Après deux albums sur-encensés par la presse mondiale (et donc française), Antony Hegarty, par les temps de crise, fait comme le peuple : il s’adapte. En pleine crise du doute et fuite des énergies naturelles, le poupon new-yorkais livre son troisième opus, le disque écologique qui reprend pied avec la terre. Alors quoi, Antony serait-il gaga de mère Gaïa ?
"Her eyes are underneath the ground", premier titre, donne un élément de réponse, à la croisée des divas castrats et du commerce Nature et découverte. Du bois braisé, un woodenship venu d’Europe et un peu plus loin le divin encens qui brûle par tous les pores.
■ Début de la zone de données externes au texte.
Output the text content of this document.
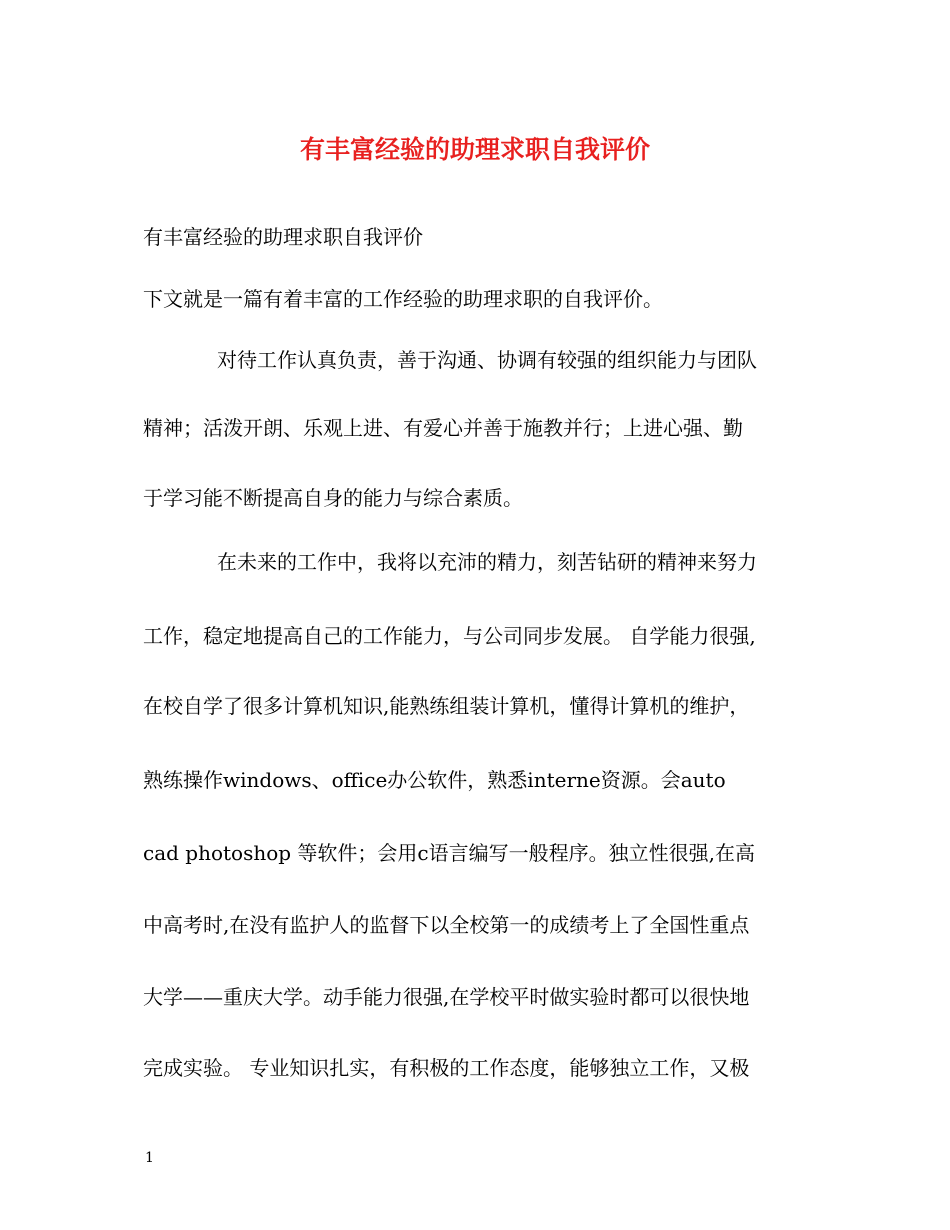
有丰富经验的助理求职自我评价

有丰富经验的助理求职自我评价

下文就是一篇有着丰富的工作经验的助理求职的自我评价。

对待工作认真负责，善于沟通、协调有较强的组织能力与团队

精神；活泼开朗、乐观上进、有爱心并善于施教并行；上进心强、勤

于学习能不断提高自身的能力与综合素质。

在未来的工作中，我将以充沛的精力，刻苦钻研的精神来努力

工作，稳定地提高自己的工作能力，与公司同步发展。 自学能力很强,

在校自学了很多计算机知识,能熟练组装计算机，懂得计算机的维护，

熟练操作windows、office办公软件，熟悉interne资源。会auto

cad photoshop 等软件；会用c语言编写一般程序。独立性很强,在高

中高考时,在没有监护人的监督下以全校第一的成绩考上了全国性重点

大学——重庆大学。动手能力很强,在学校平时做实验时都可以很快地

完成实验。 专业知识扎实，有积极的工作态度，能够独立工作，又极

1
Appelons cet exercice la méthode sauna cathartique ; Anthony crie son propre nom tout au long des dix pistes de The Crying Light, où le mot "lumière" est répété plus de raison, à la manière des télévangélistes qui cherchent le regard de l’audience. Et pour convertir l’auditeur, il faudra attendre "Another world", moitié écologique moitié fatale, tout juste humain sur les extrémités d’Antony (ok : ses limites sont larges, NDR).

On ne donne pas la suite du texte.